After we ordered our entrees, the awkwardness ensued. To break the ice, he asked about my last relationship and why it failed. It seemed like a strange question for a first date but I played along to break the silence. When I posed the question to him, he went on a tangent about his ex-girlfriend. His demeanor changed. I saw the anger in his eyes. He said that he gave her everything and she cheated on him. He also said that he wasn’t looking for anything serious—just fun. I’ve heard this song and dance before. Fun=sex. Lucky me! These types always flock to me. Strike 1.

I decided (in my head) that this would be the last time we would meet. He did another strange thing. He tried to go through in my purse! Who does that?! Strike 2! Religion became the next topic of conversation. He told me that he was heavily involved in the church and wanted to know about my religious beliefs. After my response, the date went downhill.

As I braced myself for the backlash I said, “I don’t believe in religion.”

“So you hate Jesus?” he said in a judgmental tone.

“No…I don’t hate Jesus. I’m spiritual…just not religious.”

He gave a 30-40 minute sermon mocking and insulting my lack of beliefs. He also told me that by the end of the date, I would convert to Christianity! By this time, I had enough! I started to feel sick to my stomach. Strike 3! I excused myself to the restroom to calm down and to figure out an exit strategy. Damn! There wasn’t a window like the movies. But then again, none of this voluptuousness would fit anyway. Ha! And I did not bring enough money for cab fare!

I decided to put on my big girl panties! Ok…they were more like medium girl panties. I told him that I wanted to leave because I wasn’t feeling well. He took care of the check and tried to fondle me again inside his vehicle. This time around, I was very stern with him. He found my behavior comical.

“So you’re mad at me now,” he said as he tried to contain his laughter.

“It’s been a long day. I just want to go home.”

“But I can’t drive home like this. You got me so horny. You’re not horny?”

“No. I’m tired. Just want to go home.”

“I’m tired too. Maybe we can get a hotel room?”

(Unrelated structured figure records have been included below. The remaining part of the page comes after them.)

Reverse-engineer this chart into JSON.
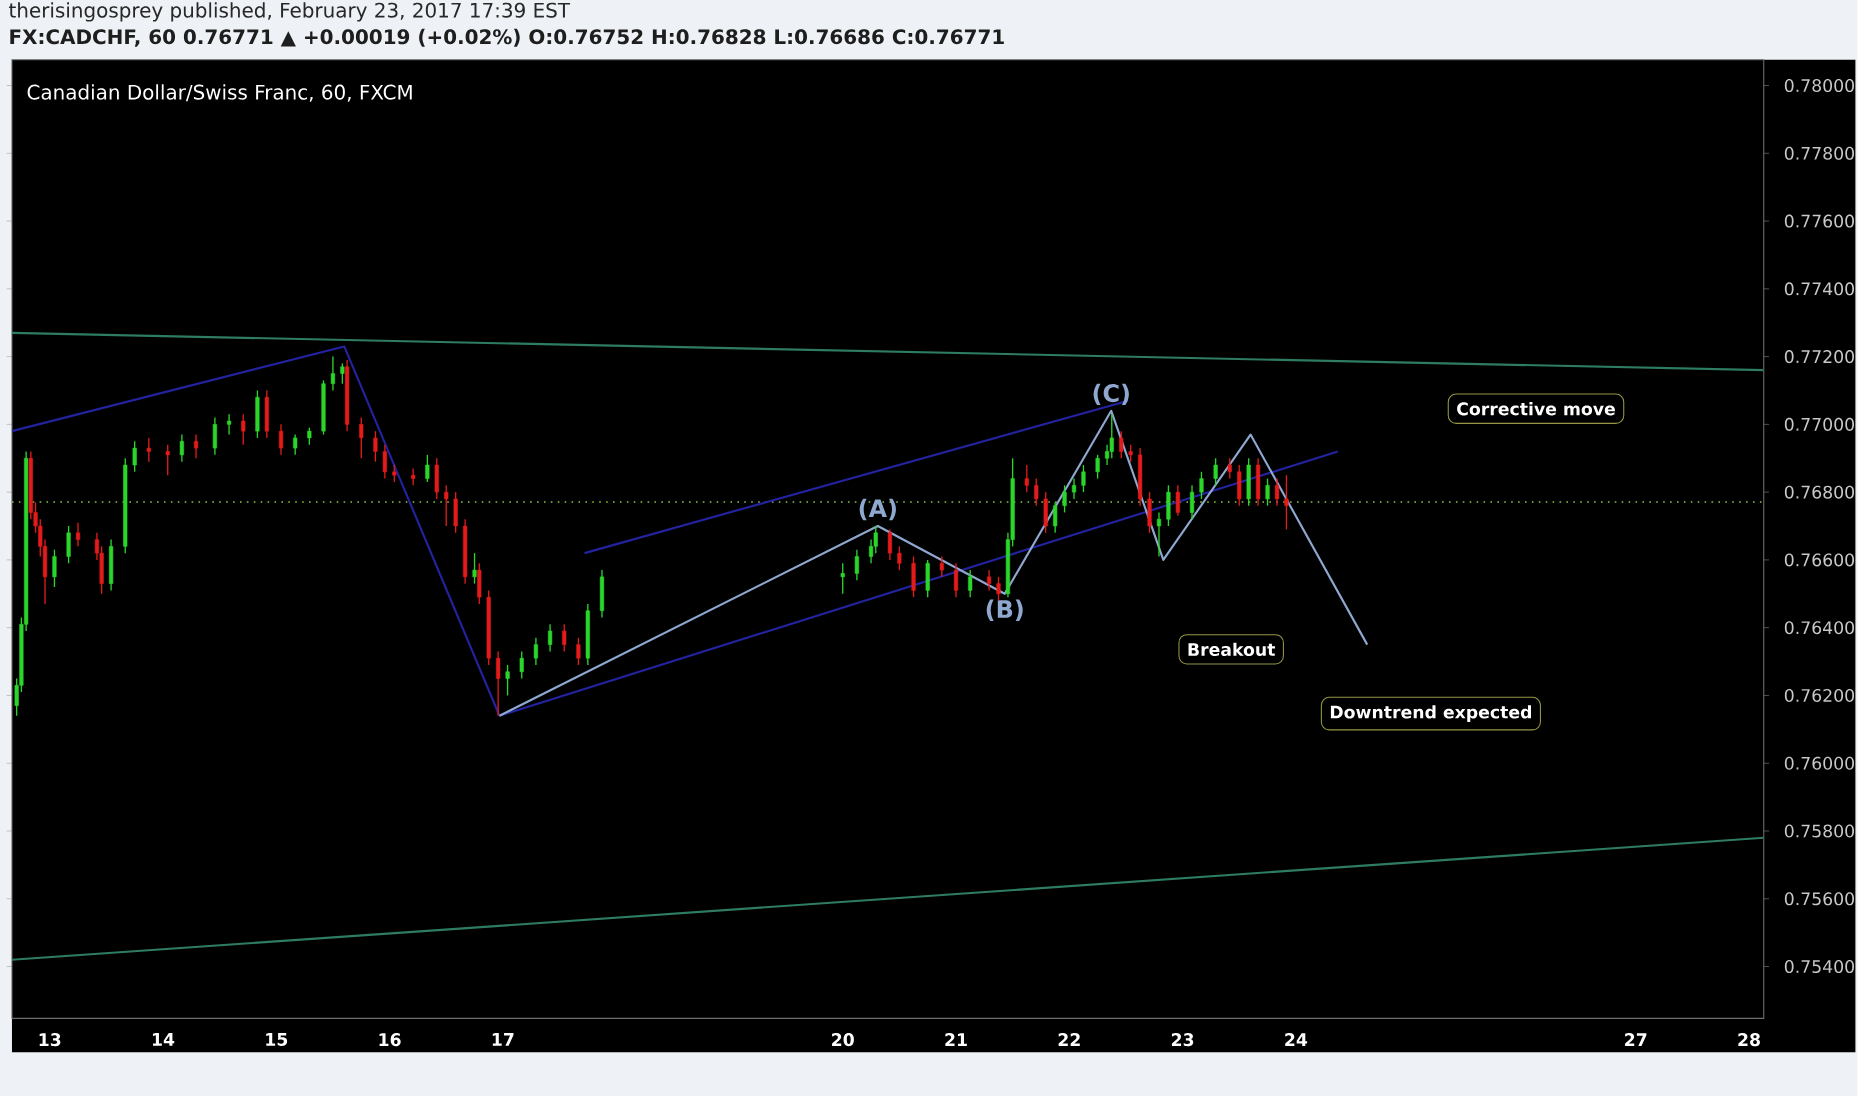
{
  "chart_data": {
    "type": "candlestick",
    "title": "Canadian Dollar/Swiss Franc, 60, FXCM",
    "subtitle": "FX:CADCHF, 60 0.76771 ▲ +0.00019 (+0.02%) O:0.76752 H:0.76828 L:0.76686 C:0.76771",
    "annotations": [
      "therisingosprey published, February 23, 2017 17:39 EST",
      "Corrective move",
      "Breakout",
      "Downtrend expected"
    ],
    "x": [
      "2017-02-12T17:00",
      "2017-02-12T18:00",
      "2017-02-12T19:00",
      "2017-02-12T20:00",
      "2017-02-12T21:00",
      "2017-02-12T22:00",
      "2017-02-12T23:00",
      "2017-02-13T01:00",
      "2017-02-13T04:00",
      "2017-02-13T06:00",
      "2017-02-13T10:00",
      "2017-02-13T11:00",
      "2017-02-13T13:00",
      "2017-02-13T16:00",
      "2017-02-13T18:00",
      "2017-02-13T21:00",
      "2017-02-14T01:00",
      "2017-02-14T04:00",
      "2017-02-14T07:00",
      "2017-02-14T11:00",
      "2017-02-14T14:00",
      "2017-02-14T17:00",
      "2017-02-14T20:00",
      "2017-02-14T22:00",
      "2017-02-15T01:00",
      "2017-02-15T04:00",
      "2017-02-15T07:00",
      "2017-02-15T10:00",
      "2017-02-15T12:00",
      "2017-02-15T14:00",
      "2017-02-15T15:00",
      "2017-02-15T18:00",
      "2017-02-15T21:00",
      "2017-02-15T23:00",
      "2017-02-16T01:00",
      "2017-02-16T05:00",
      "2017-02-16T08:00",
      "2017-02-16T10:00",
      "2017-02-16T12:00",
      "2017-02-16T14:00",
      "2017-02-16T16:00",
      "2017-02-16T18:00",
      "2017-02-16T19:00",
      "2017-02-16T21:00",
      "2017-02-16T23:00",
      "2017-02-17T01:00",
      "2017-02-17T04:00",
      "2017-02-17T07:00",
      "2017-02-17T10:00",
      "2017-02-17T13:00",
      "2017-02-17T16:00",
      "2017-02-17T18:00",
      "2017-02-17T21:00",
      "2017-02-20T00:00",
      "2017-02-20T03:00",
      "2017-02-20T06:00",
      "2017-02-20T07:00",
      "2017-02-20T10:00",
      "2017-02-20T12:00",
      "2017-02-20T15:00",
      "2017-02-20T18:00",
      "2017-02-20T21:00",
      "2017-02-21T00:00",
      "2017-02-21T03:00",
      "2017-02-21T07:00",
      "2017-02-21T09:00",
      "2017-02-21T11:00",
      "2017-02-21T12:00",
      "2017-02-21T15:00",
      "2017-02-21T17:00",
      "2017-02-21T19:00",
      "2017-02-21T21:00",
      "2017-02-21T23:00",
      "2017-02-22T01:00",
      "2017-02-22T03:00",
      "2017-02-22T06:00",
      "2017-02-22T08:00",
      "2017-02-22T09:00",
      "2017-02-22T11:00",
      "2017-02-22T13:00",
      "2017-02-22T15:00",
      "2017-02-22T17:00",
      "2017-02-22T19:00",
      "2017-02-22T21:00",
      "2017-02-22T23:00",
      "2017-02-23T02:00",
      "2017-02-23T04:00",
      "2017-02-23T07:00",
      "2017-02-23T10:00",
      "2017-02-23T12:00",
      "2017-02-23T14:00",
      "2017-02-23T16:00",
      "2017-02-23T18:00",
      "2017-02-23T20:00",
      "2017-02-23T22:00"
    ],
    "ohlc": [
      [
        0.7617,
        0.7625,
        0.7614,
        0.7623
      ],
      [
        0.7623,
        0.7643,
        0.7621,
        0.7641
      ],
      [
        0.7641,
        0.7692,
        0.7639,
        0.769
      ],
      [
        0.769,
        0.7692,
        0.7672,
        0.7674
      ],
      [
        0.7674,
        0.7677,
        0.7668,
        0.767
      ],
      [
        0.767,
        0.7672,
        0.7661,
        0.7664
      ],
      [
        0.7664,
        0.7666,
        0.7647,
        0.7655
      ],
      [
        0.7655,
        0.7663,
        0.7652,
        0.7661
      ],
      [
        0.7661,
        0.767,
        0.7659,
        0.7668
      ],
      [
        0.7668,
        0.7671,
        0.7664,
        0.7666
      ],
      [
        0.7666,
        0.7668,
        0.766,
        0.7662
      ],
      [
        0.7662,
        0.7664,
        0.765,
        0.7653
      ],
      [
        0.7653,
        0.7666,
        0.7651,
        0.7664
      ],
      [
        0.7664,
        0.769,
        0.7662,
        0.7688
      ],
      [
        0.7688,
        0.7695,
        0.7686,
        0.7693
      ],
      [
        0.7693,
        0.7696,
        0.7689,
        0.7692
      ],
      [
        0.7692,
        0.7694,
        0.7685,
        0.7691
      ],
      [
        0.7691,
        0.7697,
        0.7689,
        0.7695
      ],
      [
        0.7695,
        0.7697,
        0.769,
        0.7693
      ],
      [
        0.7693,
        0.7702,
        0.7691,
        0.77
      ],
      [
        0.77,
        0.7703,
        0.7697,
        0.7701
      ],
      [
        0.7701,
        0.7703,
        0.7694,
        0.7698
      ],
      [
        0.7698,
        0.771,
        0.7696,
        0.7708
      ],
      [
        0.7708,
        0.771,
        0.7696,
        0.7698
      ],
      [
        0.7698,
        0.77,
        0.7691,
        0.7693
      ],
      [
        0.7693,
        0.7697,
        0.7691,
        0.7696
      ],
      [
        0.7696,
        0.7699,
        0.7694,
        0.7698
      ],
      [
        0.7698,
        0.7713,
        0.7697,
        0.7712
      ],
      [
        0.7712,
        0.772,
        0.771,
        0.7715
      ],
      [
        0.7715,
        0.7718,
        0.7712,
        0.7717
      ],
      [
        0.7717,
        0.7719,
        0.7698,
        0.77
      ],
      [
        0.77,
        0.7702,
        0.769,
        0.7696
      ],
      [
        0.7696,
        0.7698,
        0.7689,
        0.7692
      ],
      [
        0.7692,
        0.7694,
        0.7684,
        0.7686
      ],
      [
        0.7686,
        0.7688,
        0.7683,
        0.7685
      ],
      [
        0.7685,
        0.7687,
        0.7682,
        0.7684
      ],
      [
        0.7684,
        0.7691,
        0.7683,
        0.7688
      ],
      [
        0.7688,
        0.769,
        0.7678,
        0.768
      ],
      [
        0.768,
        0.7682,
        0.767,
        0.7678
      ],
      [
        0.7678,
        0.768,
        0.7668,
        0.767
      ],
      [
        0.767,
        0.7672,
        0.7653,
        0.7655
      ],
      [
        0.7655,
        0.7662,
        0.7653,
        0.7657
      ],
      [
        0.7657,
        0.7659,
        0.7647,
        0.7649
      ],
      [
        0.7649,
        0.7651,
        0.7629,
        0.7631
      ],
      [
        0.7631,
        0.7633,
        0.7614,
        0.7625
      ],
      [
        0.7625,
        0.7629,
        0.762,
        0.7627
      ],
      [
        0.7627,
        0.7633,
        0.7625,
        0.7631
      ],
      [
        0.7631,
        0.7637,
        0.7629,
        0.7635
      ],
      [
        0.7635,
        0.7641,
        0.7633,
        0.7639
      ],
      [
        0.7639,
        0.7641,
        0.7633,
        0.7635
      ],
      [
        0.7635,
        0.7637,
        0.7629,
        0.7631
      ],
      [
        0.7631,
        0.7647,
        0.7629,
        0.7645
      ],
      [
        0.7645,
        0.7657,
        0.7643,
        0.7655
      ],
      [
        0.7655,
        0.7659,
        0.765,
        0.7656
      ],
      [
        0.7656,
        0.7663,
        0.7654,
        0.7661
      ],
      [
        0.7661,
        0.7666,
        0.7659,
        0.7664
      ],
      [
        0.7664,
        0.767,
        0.7662,
        0.7668
      ],
      [
        0.7668,
        0.7669,
        0.766,
        0.7662
      ],
      [
        0.7662,
        0.7664,
        0.7657,
        0.7659
      ],
      [
        0.7659,
        0.7661,
        0.7649,
        0.7651
      ],
      [
        0.7651,
        0.766,
        0.7649,
        0.7659
      ],
      [
        0.7659,
        0.7661,
        0.7655,
        0.7657
      ],
      [
        0.7657,
        0.7659,
        0.7649,
        0.7651
      ],
      [
        0.7651,
        0.7657,
        0.7649,
        0.7655
      ],
      [
        0.7655,
        0.7657,
        0.7651,
        0.7653
      ],
      [
        0.7653,
        0.7655,
        0.7648,
        0.765
      ],
      [
        0.765,
        0.7668,
        0.7649,
        0.7666
      ],
      [
        0.7666,
        0.769,
        0.7664,
        0.7684
      ],
      [
        0.7684,
        0.7688,
        0.768,
        0.7682
      ],
      [
        0.7682,
        0.7684,
        0.7676,
        0.7678
      ],
      [
        0.7678,
        0.768,
        0.7668,
        0.767
      ],
      [
        0.767,
        0.7677,
        0.7668,
        0.7676
      ],
      [
        0.7676,
        0.7682,
        0.7674,
        0.768
      ],
      [
        0.768,
        0.7684,
        0.7678,
        0.7682
      ],
      [
        0.7682,
        0.7688,
        0.768,
        0.7686
      ],
      [
        0.7686,
        0.7691,
        0.7684,
        0.769
      ],
      [
        0.769,
        0.7694,
        0.7688,
        0.7692
      ],
      [
        0.7692,
        0.7703,
        0.769,
        0.7696
      ],
      [
        0.7696,
        0.7698,
        0.769,
        0.7692
      ],
      [
        0.7692,
        0.7694,
        0.7689,
        0.7691
      ],
      [
        0.7691,
        0.7693,
        0.7676,
        0.7678
      ],
      [
        0.7678,
        0.768,
        0.7668,
        0.767
      ],
      [
        0.767,
        0.7674,
        0.7661,
        0.7672
      ],
      [
        0.7672,
        0.7682,
        0.767,
        0.768
      ],
      [
        0.768,
        0.7682,
        0.7673,
        0.7674
      ],
      [
        0.7674,
        0.7682,
        0.7672,
        0.768
      ],
      [
        0.768,
        0.7686,
        0.7678,
        0.7684
      ],
      [
        0.7684,
        0.769,
        0.7682,
        0.7688
      ],
      [
        0.7688,
        0.769,
        0.7684,
        0.7686
      ],
      [
        0.7686,
        0.7688,
        0.7676,
        0.7678
      ],
      [
        0.7678,
        0.769,
        0.7676,
        0.7688
      ],
      [
        0.7688,
        0.769,
        0.7676,
        0.7678
      ],
      [
        0.7678,
        0.7684,
        0.7676,
        0.7682
      ],
      [
        0.7682,
        0.7684,
        0.7676,
        0.7678
      ],
      [
        0.7678,
        0.7685,
        0.7669,
        0.7676
      ]
    ],
    "series": [
      {
        "type": "line",
        "color": "#2e7d62",
        "x": [
          "2017-02-12T16:00",
          "2017-02-28T03:07"
        ],
        "values": [
          0.7727,
          0.7716
        ]
      },
      {
        "type": "line",
        "color": "#2e7d62",
        "x": [
          "2017-02-12T16:00",
          "2017-02-28T03:07"
        ],
        "values": [
          0.7542,
          0.7578
        ]
      },
      {
        "type": "line",
        "color": "#2323a0",
        "x": [
          "2017-02-12T16:00",
          "2017-02-15T14:24",
          "2017-02-16T23:17"
        ],
        "values": [
          0.7698,
          0.7723,
          0.7614
        ]
      },
      {
        "type": "line",
        "color": "#2323a0",
        "x": [
          "2017-02-16T23:17",
          "2017-02-24T08:53"
        ],
        "values": [
          0.7614,
          0.7692
        ]
      },
      {
        "type": "line",
        "color": "#2323a0",
        "x": [
          "2017-02-17T17:17",
          "2017-02-22T12:29"
        ],
        "values": [
          0.7662,
          0.7707
        ]
      },
      {
        "type": "line",
        "color": "#8fa8d0",
        "x": [
          "2017-02-16T23:17",
          "2017-02-20T07:26",
          "2017-02-21T10:19",
          "2017-02-22T08:53",
          "2017-02-22T19:55",
          "2017-02-23T14:24",
          "2017-02-24T15:07"
        ],
        "values": [
          0.7614,
          0.767,
          0.765,
          0.7704,
          0.766,
          0.7697,
          0.7635
        ],
        "value_labels": [
          null,
          "(A)",
          "(B)",
          "(C)",
          null,
          null,
          null
        ]
      }
    ],
    "ref_lines": [
      {
        "axis": "y",
        "value": 0.76771,
        "color": "#8bc34a",
        "line_style": "dotted"
      }
    ],
    "xlim": [
      "2017-02-12T16:00",
      "2017-02-28T03:07"
    ],
    "ylim": [
      0.75247,
      0.78076
    ],
    "xticks": [
      {
        "value": "2017-02-13",
        "label": "13"
      },
      {
        "value": "2017-02-14",
        "label": "14"
      },
      {
        "value": "2017-02-15",
        "label": "15"
      },
      {
        "value": "2017-02-16",
        "label": "16"
      },
      {
        "value": "2017-02-17",
        "label": "17"
      },
      {
        "value": "2017-02-20",
        "label": "20"
      },
      {
        "value": "2017-02-21",
        "label": "21"
      },
      {
        "value": "2017-02-22",
        "label": "22"
      },
      {
        "value": "2017-02-23",
        "label": "23"
      },
      {
        "value": "2017-02-24",
        "label": "24"
      },
      {
        "value": "2017-02-27",
        "label": "27"
      },
      {
        "value": "2017-02-28",
        "label": "28"
      }
    ],
    "yticks": [
      {
        "value": 0.754,
        "label": "0.75400"
      },
      {
        "value": 0.756,
        "label": "0.75600"
      },
      {
        "value": 0.758,
        "label": "0.75800"
      },
      {
        "value": 0.76,
        "label": "0.76000"
      },
      {
        "value": 0.762,
        "label": "0.76200"
      },
      {
        "value": 0.764,
        "label": "0.76400"
      },
      {
        "value": 0.766,
        "label": "0.76600"
      },
      {
        "value": 0.768,
        "label": "0.76800"
      },
      {
        "value": 0.77,
        "label": "0.77000"
      },
      {
        "value": 0.772,
        "label": "0.77200"
      },
      {
        "value": 0.774,
        "label": "0.77400"
      },
      {
        "value": 0.776,
        "label": "0.77600"
      },
      {
        "value": 0.778,
        "label": "0.77800"
      },
      {
        "value": 0.78,
        "label": "0.78000"
      }
    ]
  }
}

“No thanks. Take me home please.”

When we arrived to my apartment, he wanted to know if he could stay for an hour. I declined. Then he suggested 30 minutes. Again, I declined. Then he said the dumbest shit ever.

“I have to hug and kiss you inside your living room. Please. Just 10 minutes. It would make my night.”

I slammed his truck door and went upstairs.

I haven’t heard nor seen him since.

By the way, my car started up the next morning. Perhaps the universe was trying to tell me something.